By a vote of 5-to-4, the Supreme Court on Thursday blocked a law that would have shut down two of the three abortion-providing clinics left in the state of Louisiana. The law, which was set to take effect Friday, would have required abortion providers acquire admitting privileges at local hospitals. The majority did not offer an opinion explaining its decision, which will allow the clinics to remain open while the petitioners wait to learn if the Supreme Court will hear the case next session.
But the decision is not, in itself, surprising. The Louisiana law was almost indistinguishable from a Texas statute the court struck down, also 5-to-4, in the 2016 case, Whole Woman’s Health v. Hellerstedt. The difference, of course, is that two conservative justices — Neil Gorsuch and Brett Kavanaugh — have joined the court since that ruling. Justice Brett Kavanaugh issued a dissent on Thursday arguing that the precedent created by Whole Women’s Health did not apply in this case; no conservative members of the court joined his decision.

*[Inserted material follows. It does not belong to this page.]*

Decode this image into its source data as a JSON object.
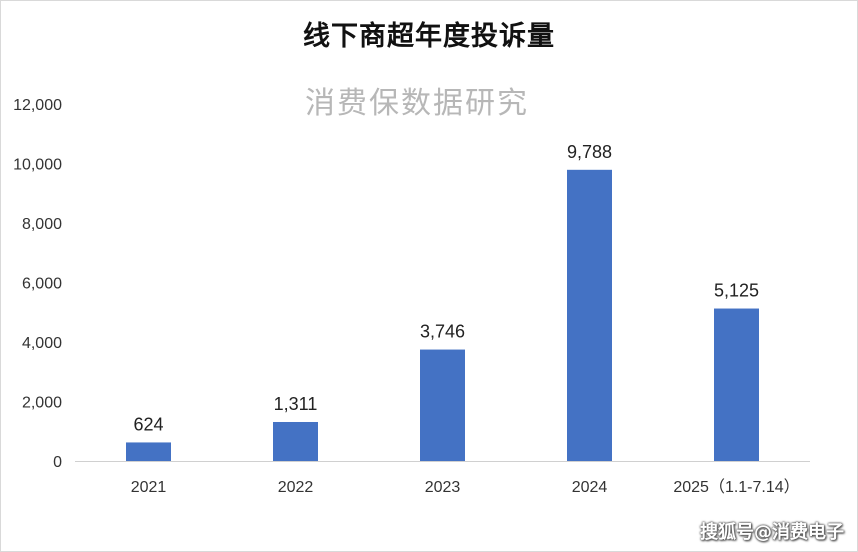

Instead of Anthony Kennedy, this time it was Chief Justice John Roberts who joined the liberal wing of the court in temporarily blocking the law. Two years ago Roberts voted to uphold the law at issue in Whole Woman’s Health. So, what changed? Longtime court-watcher David A. Kaplan, author of The Most Dangerous Branch, believes that Roberts’ record shows he is hesitant to plunge the court into the white-hot center of any political controversy — whether it’s the Affordable Care Act, a Trump administration policy for immigrants seeking asylum, or abortion.
When Rolling Stone interviewed Kaplan ahead of Kavanaugh’s confirmation hearings last year, he predicted that Roberts might be inclined to side with the court’s liberals on abortion cases. “I think Roberts is troubled by seeing the court get put in the maelstrom,” Kaplan said. “And I think he recognizes that Roe v. Wade would put the court in the maelstrom like no other ruling in modern times, even more so than Obamacare being decided in a presidential election year.”

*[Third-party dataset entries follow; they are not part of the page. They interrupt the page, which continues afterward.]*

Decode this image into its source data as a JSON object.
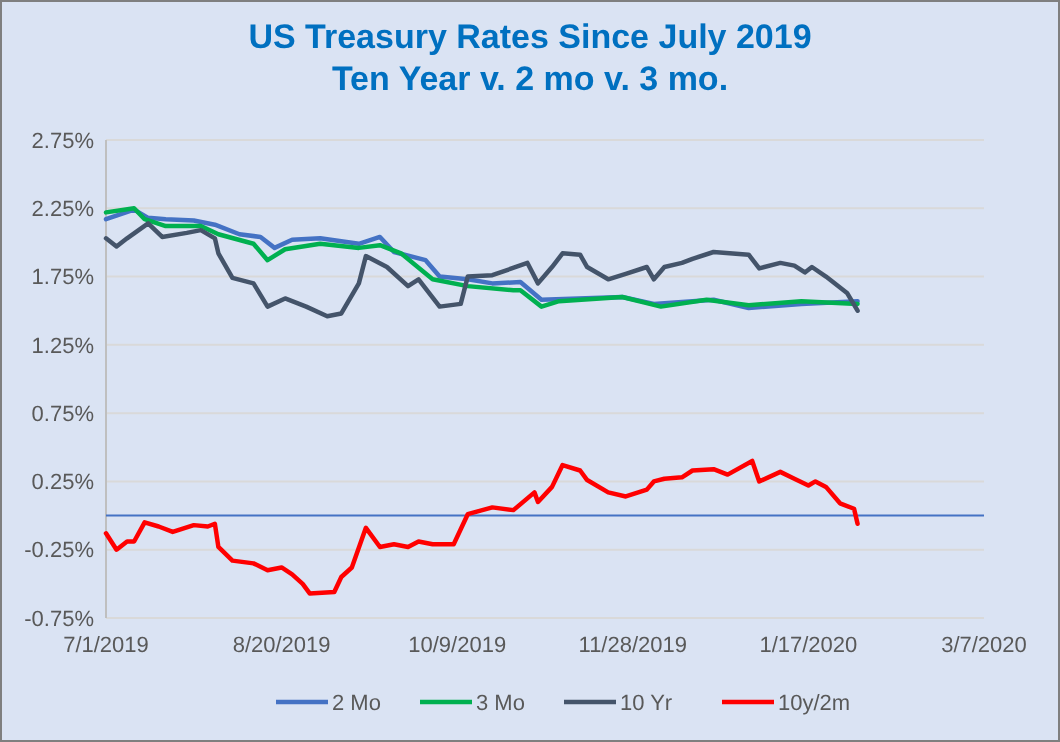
{
  "chart_data": {
    "type": "line",
    "title": "US Treasury Rates Since July 2019",
    "subtitle": "Ten Year v. 2 mo v. 3 mo.",
    "xlim": [
      "2019-07-01",
      "2020-03-07"
    ],
    "xticks": [
      {
        "value": "2019-07-01",
        "label": "7/1/2019"
      },
      {
        "value": "2019-08-20",
        "label": "8/20/2019"
      },
      {
        "value": "2019-10-09",
        "label": "10/9/2019"
      },
      {
        "value": "2019-11-28",
        "label": "11/28/2019"
      },
      {
        "value": "2020-01-17",
        "label": "1/17/2020"
      },
      {
        "value": "2020-03-07",
        "label": "3/7/2020"
      }
    ],
    "ylim": [
      -0.75,
      2.75
    ],
    "yticks": [
      {
        "value": -0.75,
        "label": "-0.75%"
      },
      {
        "value": -0.25,
        "label": "-0.25%"
      },
      {
        "value": 0.25,
        "label": "0.25%"
      },
      {
        "value": 0.75,
        "label": "0.75%"
      },
      {
        "value": 1.25,
        "label": "1.25%"
      },
      {
        "value": 1.75,
        "label": "1.75%"
      },
      {
        "value": 2.25,
        "label": "2.25%"
      },
      {
        "value": 2.75,
        "label": "2.75%"
      }
    ],
    "grid": "y",
    "legend": "bottom",
    "marker": "none",
    "line_style": "solid",
    "ref_lines": [
      {
        "axis": "y",
        "value": 0,
        "color": "#4472c4"
      }
    ],
    "series": [
      {
        "name": "2 Mo",
        "color": "#4472c4",
        "x": [
          "2019-07-01",
          "2019-07-09",
          "2019-07-13",
          "2019-07-18",
          "2019-07-26",
          "2019-08-01",
          "2019-08-08",
          "2019-08-14",
          "2019-08-18",
          "2019-08-23",
          "2019-08-31",
          "2019-09-11",
          "2019-09-17",
          "2019-09-21",
          "2019-09-30",
          "2019-10-04",
          "2019-10-12",
          "2019-10-19",
          "2019-10-27",
          "2019-11-02",
          "2019-11-25",
          "2019-12-04",
          "2019-12-21",
          "2019-12-31",
          "2020-01-15",
          "2020-01-31"
        ],
        "values": [
          2.17,
          2.24,
          2.18,
          2.17,
          2.16,
          2.13,
          2.06,
          2.04,
          1.96,
          2.02,
          2.03,
          1.99,
          2.04,
          1.93,
          1.87,
          1.75,
          1.73,
          1.7,
          1.71,
          1.58,
          1.6,
          1.55,
          1.58,
          1.52,
          1.55,
          1.57
        ]
      },
      {
        "name": "3 Mo",
        "color": "#00b050",
        "x": [
          "2019-07-01",
          "2019-07-09",
          "2019-07-12",
          "2019-07-18",
          "2019-07-28",
          "2019-08-02",
          "2019-08-12",
          "2019-08-16",
          "2019-08-21",
          "2019-08-31",
          "2019-09-11",
          "2019-09-17",
          "2019-09-23",
          "2019-10-02",
          "2019-10-12",
          "2019-10-25",
          "2019-10-27",
          "2019-11-02",
          "2019-11-07",
          "2019-11-25",
          "2019-12-06",
          "2019-12-19",
          "2019-12-31",
          "2020-01-15",
          "2020-01-31"
        ],
        "values": [
          2.22,
          2.25,
          2.17,
          2.12,
          2.12,
          2.06,
          1.99,
          1.87,
          1.95,
          1.99,
          1.96,
          1.98,
          1.92,
          1.73,
          1.68,
          1.65,
          1.65,
          1.53,
          1.57,
          1.6,
          1.53,
          1.58,
          1.54,
          1.57,
          1.55
        ]
      },
      {
        "name": "10 Yr",
        "color": "#44546a",
        "x": [
          "2019-07-01",
          "2019-07-04",
          "2019-07-07",
          "2019-07-13",
          "2019-07-17",
          "2019-07-24",
          "2019-07-28",
          "2019-08-01",
          "2019-08-02",
          "2019-08-06",
          "2019-08-12",
          "2019-08-16",
          "2019-08-21",
          "2019-08-27",
          "2019-09-02",
          "2019-09-06",
          "2019-09-11",
          "2019-09-13",
          "2019-09-19",
          "2019-09-25",
          "2019-09-28",
          "2019-10-04",
          "2019-10-10",
          "2019-10-12",
          "2019-10-19",
          "2019-10-29",
          "2019-11-01",
          "2019-11-05",
          "2019-11-08",
          "2019-11-13",
          "2019-11-15",
          "2019-11-21",
          "2019-11-26",
          "2019-12-02",
          "2019-12-04",
          "2019-12-07",
          "2019-12-12",
          "2019-12-15",
          "2019-12-21",
          "2019-12-31",
          "2020-01-03",
          "2020-01-09",
          "2020-01-13",
          "2020-01-16",
          "2020-01-18",
          "2020-01-22",
          "2020-01-28",
          "2020-01-31"
        ],
        "values": [
          2.03,
          1.97,
          2.03,
          2.14,
          2.04,
          2.07,
          2.09,
          2.03,
          1.92,
          1.74,
          1.7,
          1.53,
          1.59,
          1.53,
          1.46,
          1.48,
          1.7,
          1.9,
          1.82,
          1.68,
          1.73,
          1.53,
          1.55,
          1.75,
          1.76,
          1.85,
          1.7,
          1.82,
          1.92,
          1.91,
          1.82,
          1.73,
          1.77,
          1.82,
          1.73,
          1.82,
          1.85,
          1.88,
          1.93,
          1.91,
          1.81,
          1.85,
          1.83,
          1.78,
          1.82,
          1.75,
          1.63,
          1.5
        ]
      },
      {
        "name": "10y/2m",
        "color": "#ff0000",
        "x": [
          "2019-07-01",
          "2019-07-04",
          "2019-07-07",
          "2019-07-09",
          "2019-07-12",
          "2019-07-16",
          "2019-07-20",
          "2019-07-26",
          "2019-07-30",
          "2019-08-01",
          "2019-08-02",
          "2019-08-06",
          "2019-08-12",
          "2019-08-16",
          "2019-08-20",
          "2019-08-23",
          "2019-08-26",
          "2019-08-28",
          "2019-09-04",
          "2019-09-06",
          "2019-09-09",
          "2019-09-13",
          "2019-09-17",
          "2019-09-21",
          "2019-09-25",
          "2019-09-28",
          "2019-10-02",
          "2019-10-08",
          "2019-10-12",
          "2019-10-19",
          "2019-10-25",
          "2019-10-31",
          "2019-11-01",
          "2019-11-05",
          "2019-11-08",
          "2019-11-13",
          "2019-11-15",
          "2019-11-21",
          "2019-11-26",
          "2019-12-02",
          "2019-12-04",
          "2019-12-07",
          "2019-12-12",
          "2019-12-15",
          "2019-12-21",
          "2019-12-25",
          "2020-01-01",
          "2020-01-03",
          "2020-01-09",
          "2020-01-13",
          "2020-01-17",
          "2020-01-19",
          "2020-01-22",
          "2020-01-26",
          "2020-01-30",
          "2020-01-31"
        ],
        "values": [
          -0.13,
          -0.25,
          -0.19,
          -0.19,
          -0.05,
          -0.08,
          -0.12,
          -0.07,
          -0.08,
          -0.06,
          -0.23,
          -0.33,
          -0.35,
          -0.4,
          -0.38,
          -0.43,
          -0.5,
          -0.57,
          -0.56,
          -0.45,
          -0.38,
          -0.09,
          -0.23,
          -0.21,
          -0.23,
          -0.19,
          -0.21,
          -0.21,
          0.01,
          0.06,
          0.04,
          0.17,
          0.1,
          0.21,
          0.37,
          0.33,
          0.26,
          0.17,
          0.14,
          0.19,
          0.25,
          0.27,
          0.28,
          0.33,
          0.34,
          0.3,
          0.4,
          0.25,
          0.32,
          0.27,
          0.22,
          0.25,
          0.21,
          0.09,
          0.05,
          -0.06
        ]
      }
    ]
  }
}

Kaplan continued: “My guess would be that Roberts would not vote to explicitly overturn Roe, and my guess would be that Kavanaugh would not do so either. If Roe v. Wade squarely came before the court in six months or a year, my guess would be a 6-3 not to overturn it. But — and it’s a significant ‘but’ — you can chip away at Roe without overturning it. The Supreme Court has already upheld 24-hour waiting provisions. And you could easily imagine Kavanaugh and Roberts upholding virtually any regulation, any restriction on abortion, short of an outright ban on abortion.”
Reached on Friday morning, Kaplan said he stood by his view expressed last year. “I think yesterday’s Supreme Court ruling on the Louisiana abortion statute shows I was right! (At least for now.) This is Roberts trying to keep the Court out of the storm, which he has tried to do a few times this year,” he wrote in an email.

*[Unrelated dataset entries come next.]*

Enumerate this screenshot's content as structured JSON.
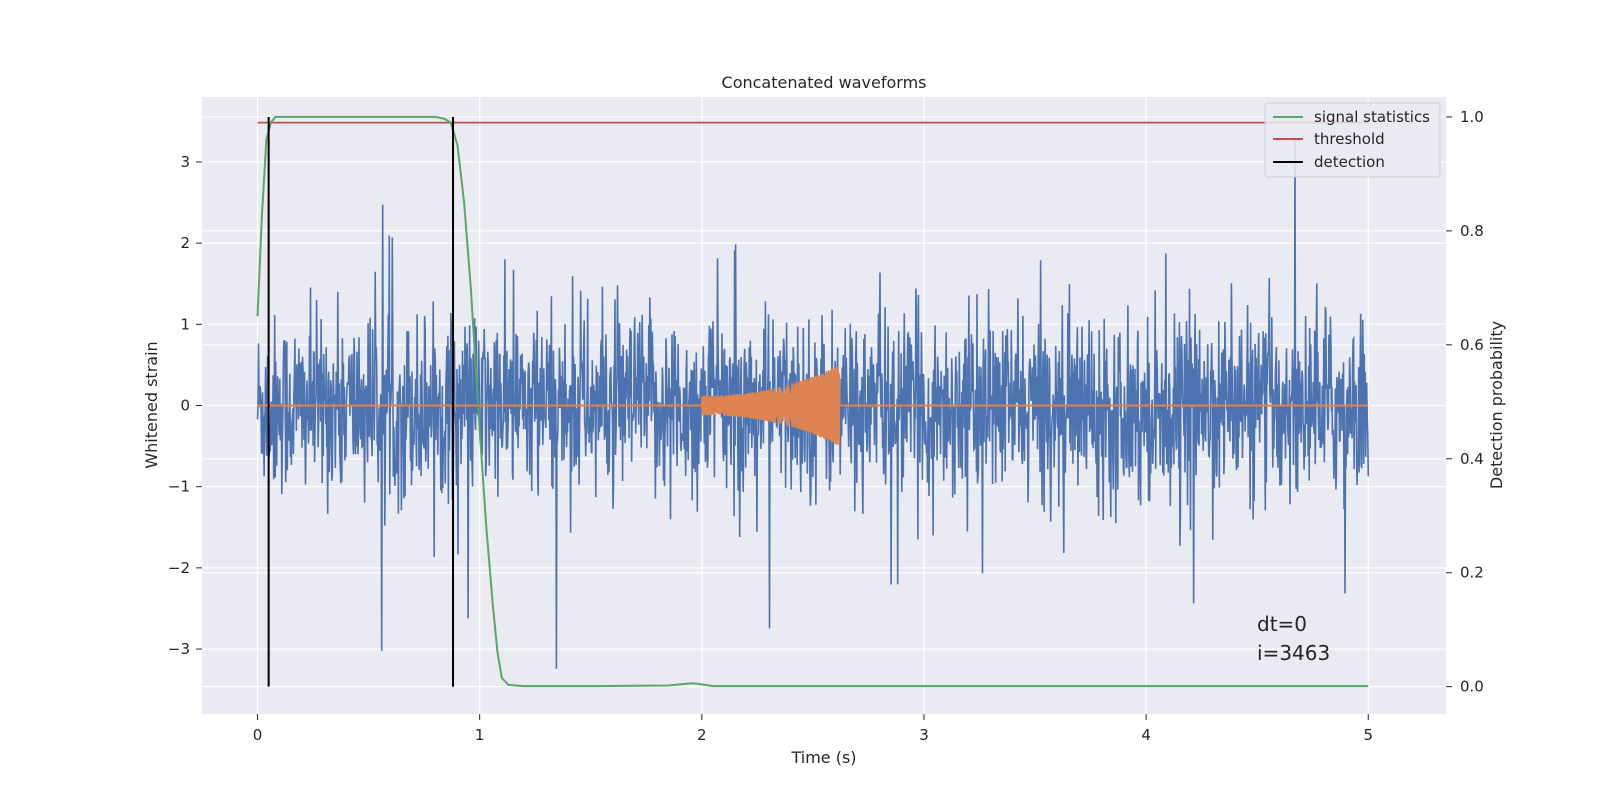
{
  "chart_data": {
    "type": "line",
    "title": "Concatenated waveforms",
    "xlabel": "Time (s)",
    "ylabel_left": "Whitened strain",
    "ylabel_right": "Detection probability",
    "xlim": [
      -0.25,
      5.35
    ],
    "ylim_left": [
      -3.8,
      3.8
    ],
    "ylim_right": [
      -0.048,
      1.035
    ],
    "x_ticks": [
      0,
      1,
      2,
      3,
      4,
      5
    ],
    "x_tick_labels": [
      "0",
      "1",
      "2",
      "3",
      "4",
      "5"
    ],
    "y_left_ticks": [
      -3,
      -2,
      -1,
      0,
      1,
      2,
      3
    ],
    "y_left_tick_labels": [
      "−3",
      "−2",
      "−1",
      "0",
      "1",
      "2",
      "3"
    ],
    "y_right_ticks": [
      0.0,
      0.2,
      0.4,
      0.6,
      0.8,
      1.0
    ],
    "y_right_tick_labels": [
      "0.0",
      "0.2",
      "0.4",
      "0.6",
      "0.8",
      "1.0"
    ],
    "grid": true,
    "legend_position": "top-right",
    "legend": [
      "signal statistics",
      "threshold",
      "detection"
    ],
    "series": [
      {
        "name": "whitened noise + signal",
        "axis": "left",
        "color": "#4c72b0",
        "kind": "noise",
        "x_range": [
          0,
          5
        ],
        "amplitude_typical": 1.0,
        "amplitude_peak": 3.5,
        "description_values": {
          "min": -3.35,
          "max": 3.5
        }
      },
      {
        "name": "injected signal",
        "axis": "left",
        "color": "#dd8452",
        "kind": "chirp",
        "x_range": [
          2.0,
          2.62
        ],
        "amplitude_start": 0.12,
        "amplitude_end": 0.5
      },
      {
        "name": "signal statistics",
        "axis": "right",
        "color": "#55a868",
        "x": [
          0.0,
          0.02,
          0.04,
          0.06,
          0.08,
          0.12,
          0.3,
          0.6,
          0.8,
          0.84,
          0.87,
          0.9,
          0.93,
          0.96,
          1.0,
          1.03,
          1.06,
          1.08,
          1.1,
          1.13,
          1.2,
          1.5,
          1.85,
          1.93,
          1.96,
          2.0,
          2.05,
          2.2,
          3.0,
          4.0,
          5.0
        ],
        "y": [
          0.65,
          0.83,
          0.96,
          0.99,
          1.0,
          1.0,
          1.0,
          1.0,
          1.0,
          0.997,
          0.99,
          0.95,
          0.85,
          0.7,
          0.45,
          0.28,
          0.14,
          0.06,
          0.015,
          0.003,
          0.001,
          0.001,
          0.002,
          0.005,
          0.006,
          0.004,
          0.001,
          0.001,
          0.001,
          0.001,
          0.001
        ]
      },
      {
        "name": "threshold",
        "axis": "right",
        "color": "#c44e52",
        "x": [
          0,
          5
        ],
        "y": [
          0.99,
          0.99
        ]
      },
      {
        "name": "detection",
        "axis": "right",
        "color": "#000000",
        "kind": "vlines",
        "x": [
          0.05,
          0.88
        ],
        "y_range": [
          0,
          1
        ]
      }
    ],
    "annotation": {
      "lines": [
        "dt=0",
        "i=3463"
      ],
      "x": 4.5,
      "y": -3.3
    }
  }
}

“As for Kavanaugh,” he added, “His opinion is narrow and only about the details about the statute. He says nothing about the larger constitutional question on abortion. His opinion suggests nothing of a larger view on Roe v. Wade — and is more significant because none of the three arch conservative justices joined it. Yesterday’s decision of the Court is but a brief way station in the Court’s journey on abortion. But even with that qualification, I would say Kavanaugh’s opinion, as well as Roberts’s vote, make it less likely that the Court anytime soon will explicitly overturn Roe v Wade.”